Three hundred yards from the present ashram is where it all began. Here was Bangaru's childhood home. Right across from it was a popular Mariammen temple. [Mariammen is a Hindu folk-religion goddess commonly worshipped for protection against disease but sometimes worshipped as the universal Shakti.] As is the custom in non-Agamic temples, non-brahmin families performed the rites. Bangaru's father, Gopala Nayagar, held this responsibility annually during a certain festival period.

One year Mariammen appeared to Gopala Nayagar, stating in a few years she would begin communicating through Bangaru. Meanwhile Bangaru himself was worshipping the goddess daily under a neem tree, which again according to folk tradition was surrounded by 27 siddhas in the form of snakes. In 1970 the tree blew over in a storm, revealing a swayambu (naturally occurring) form of Amman. It became the focus of worship and a rough-hewn temple was built Bangaru began speaking prophecy. In 1974 the Adi Parashakti image was installed behind the swayambu Amman as were stone images of the snakes.

At first Bangaru was regarded as a third-rate fortune teller and there was stiff opposition from orthodox society. One observer says that Bangaru would simply buttonhole passersby, trying to get them to sit still for a reading.

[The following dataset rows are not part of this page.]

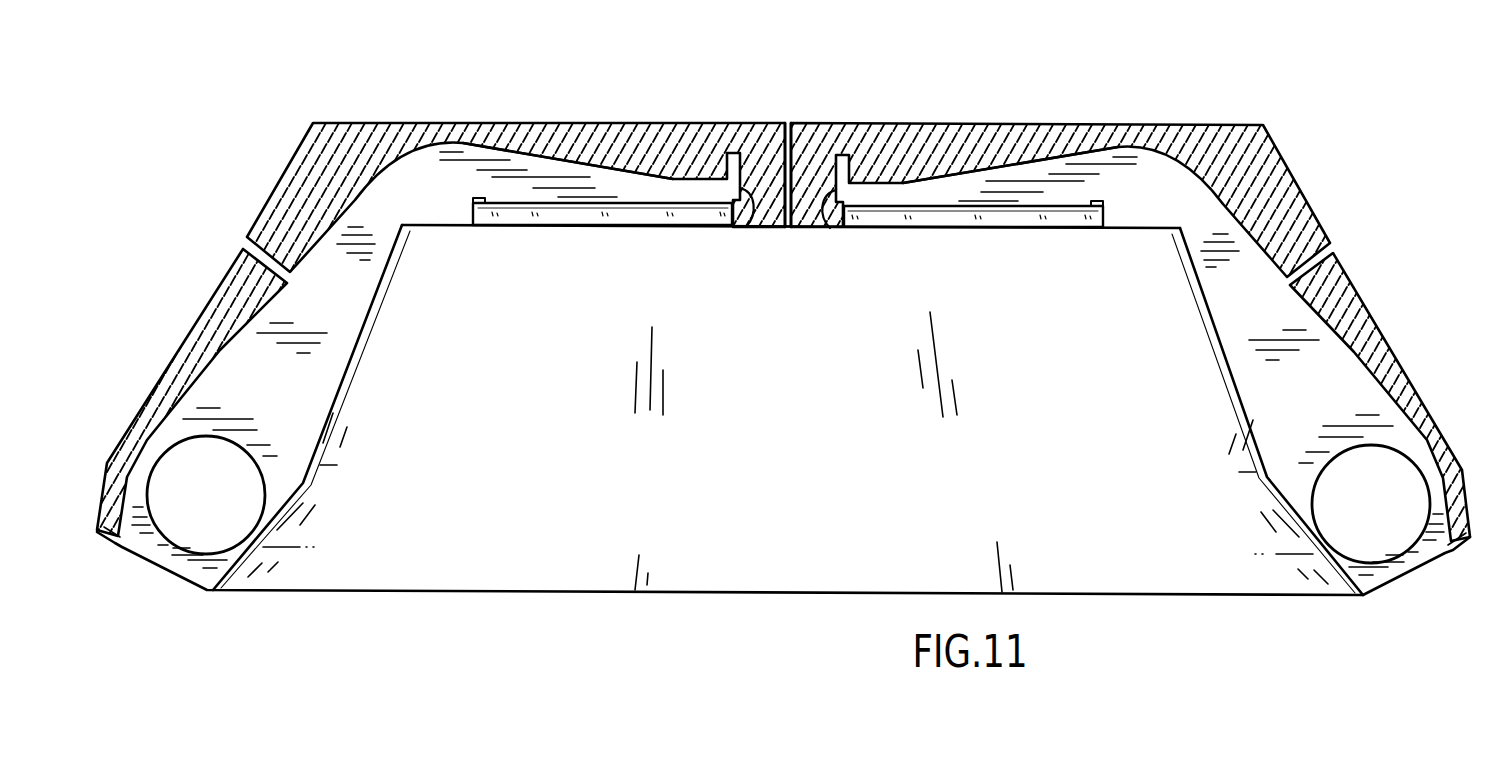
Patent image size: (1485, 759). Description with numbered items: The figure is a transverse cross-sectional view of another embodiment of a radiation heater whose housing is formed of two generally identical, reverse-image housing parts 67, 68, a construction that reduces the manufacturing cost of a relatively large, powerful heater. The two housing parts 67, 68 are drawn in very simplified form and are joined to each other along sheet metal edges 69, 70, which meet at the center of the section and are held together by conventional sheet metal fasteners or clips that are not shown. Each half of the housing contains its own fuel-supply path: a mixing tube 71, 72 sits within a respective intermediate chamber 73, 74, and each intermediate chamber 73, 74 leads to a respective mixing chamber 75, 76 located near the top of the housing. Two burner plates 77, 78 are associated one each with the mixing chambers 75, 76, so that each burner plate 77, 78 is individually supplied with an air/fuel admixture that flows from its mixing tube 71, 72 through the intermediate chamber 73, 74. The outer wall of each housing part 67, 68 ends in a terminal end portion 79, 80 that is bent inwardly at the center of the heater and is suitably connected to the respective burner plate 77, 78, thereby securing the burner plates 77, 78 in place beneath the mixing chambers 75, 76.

The housing part 67 is at (526, 112).
The housing part 68 is at (1013, 112).
The sheet metal edge 69 is at (780, 145).
The sheet metal edge 70 is at (803, 150).
The mixing tube 71 is at (265, 493).
The mixing tube 72 is at (1311, 512).
The intermediate chamber 73 is at (333, 364).
The intermediate chamber 74 is at (1243, 353).
The mixing chamber 75 is at (560, 178).
The mixing chamber 76 is at (1072, 174).
The burner plate 77 is at (560, 218).
The burner plate 78 is at (1045, 222).
The terminal end portion 79 is at (750, 228).
The terminal end portion 80 is at (826, 228).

Krishnamurthi Rao is an avid spokesman for those who testify to Bangaru Adigal's gift. He says he has personally seen enough cases to fill a book, which he intends on writing someday. He often brings international visitors to Bangaru. "One day three Japanese gentlemen came. Amman greeted them through Bangaru in Japanese and told one of them she was pleased with him for being such a good Christian. Two of the Japanese didn't even know their good friend was Christian. There was a good deal of publicity in Japan over the event," he recounted. "Last year a politician came. A lot of famous people come here. He wanted to know if he would be elected. Amman told him he would be so and that he should serve the country in a greater capacity than his elected office." As events turned out, when Indira Gandhi died, Rajiv Gandhi was elected, this politician was elected and is now a minister in Rajiv's cabinet.

But all the readings do not go as well. A Muslim politician was told that if he tendered his resignation it would be rejected and he would gain greater authority. He followed the advice, but his resignation was accepted and he lost his job. T.V. Natarajan said his personal reading was unsatisfactory and one interviewee who talked to a lot of people said only 10% are actually accurate. Another stated that visitors are artfully interviewed before their appointments. The information is given to Bangaru who uses it to appear more knowledgeable than he really is.

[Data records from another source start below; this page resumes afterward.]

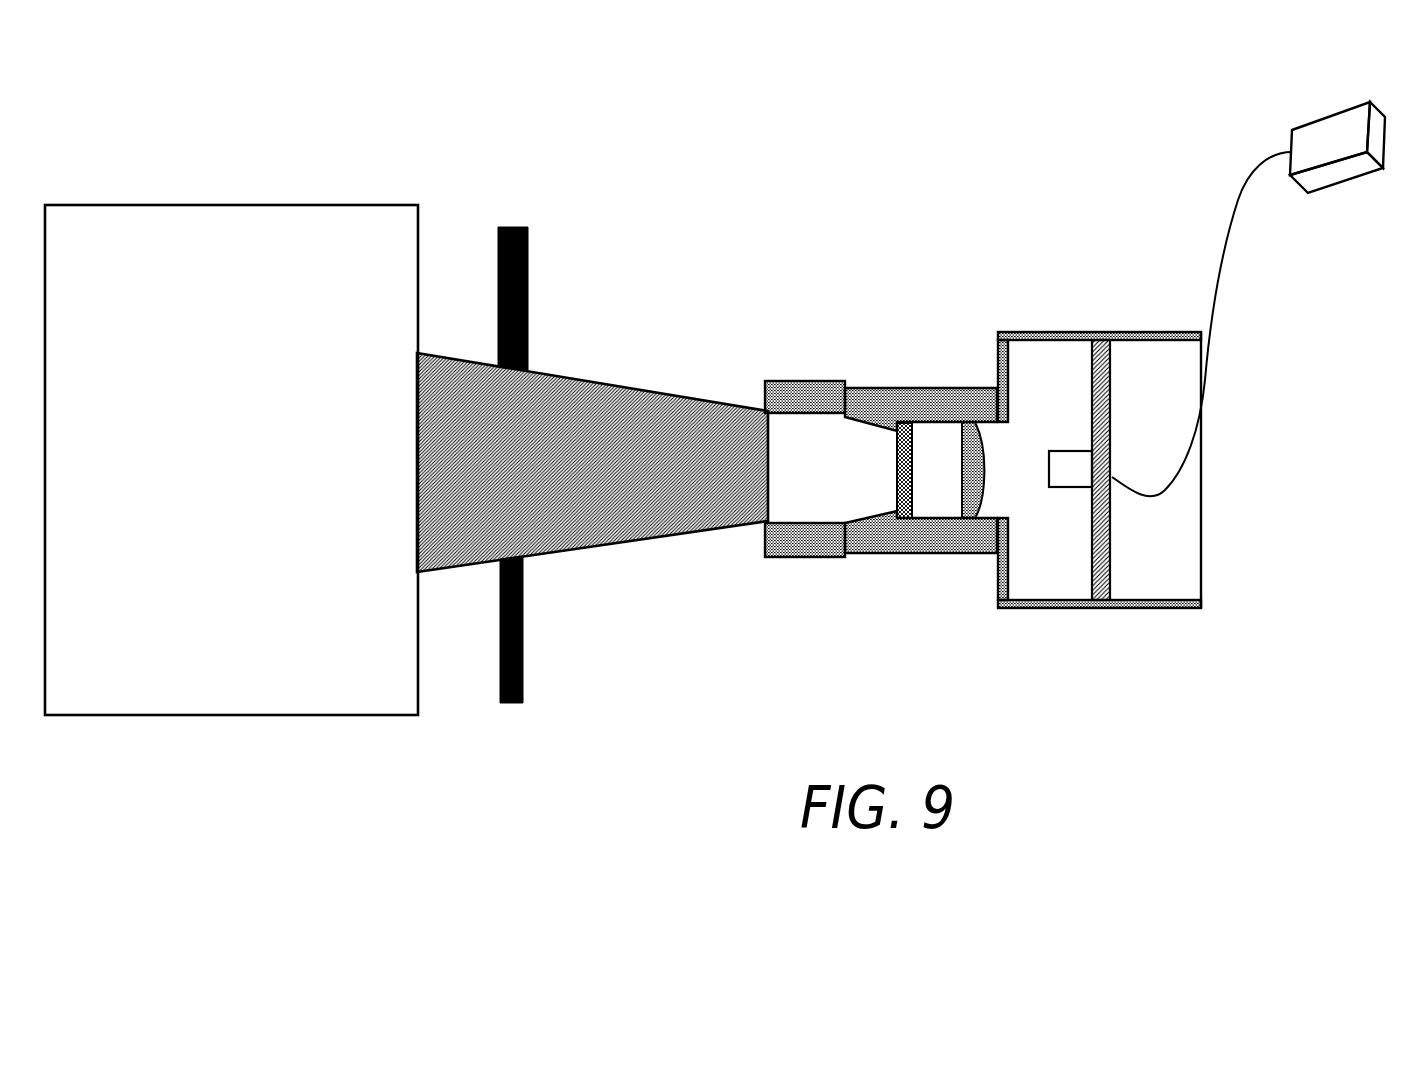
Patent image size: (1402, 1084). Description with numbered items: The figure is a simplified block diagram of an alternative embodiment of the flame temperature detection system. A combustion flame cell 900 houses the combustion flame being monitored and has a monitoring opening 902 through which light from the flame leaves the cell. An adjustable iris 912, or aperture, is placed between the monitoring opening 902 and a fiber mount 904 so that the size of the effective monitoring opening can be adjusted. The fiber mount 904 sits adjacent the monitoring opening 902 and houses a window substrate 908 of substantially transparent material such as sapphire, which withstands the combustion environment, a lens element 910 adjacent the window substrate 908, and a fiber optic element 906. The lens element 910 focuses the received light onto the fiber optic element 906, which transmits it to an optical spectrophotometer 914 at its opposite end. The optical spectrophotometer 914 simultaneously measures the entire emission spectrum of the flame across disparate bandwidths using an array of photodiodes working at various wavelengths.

The combustion flame cell 900 is at (251, 428).
The monitoring opening 902 is at (413, 532).
The fiber mount 904 is at (877, 310).
The fiber optic element 906 is at (1138, 512).
The window substrate 908 is at (905, 503).
The lens element 910 is at (970, 485).
The adjustable iris 912 is at (523, 603).
The optical spectrophotometer 914 is at (1325, 125).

Experts on psychic phenomena conclude that futuristic predictions by the untrained are, at best, hit and miss, so many variables are involved. Most people want to believe what is told them, especially if it is positive. Their own subconscious mind will then attempt to create what has been predicted for them. In Bangaru Adigal's case, they say he could be a channel for some astral devi connected with a region of India, much like Edgar Cayce, the early 20th century, American "sleeping prophet," was a channel for a group of entities working predominantly within the Christian world.

Whatever he is, oracle, prophet or not, his Adi Parashakti movement is in a chain-reaction phase. Missions are popping up like fast-food franchises, miniature clones of the Mother temple at Melamaruvathur complete with a picture of the Shakti oracle Bangaru tuning in Adi Parashakti. Red is becoming a very popular color these days in South India.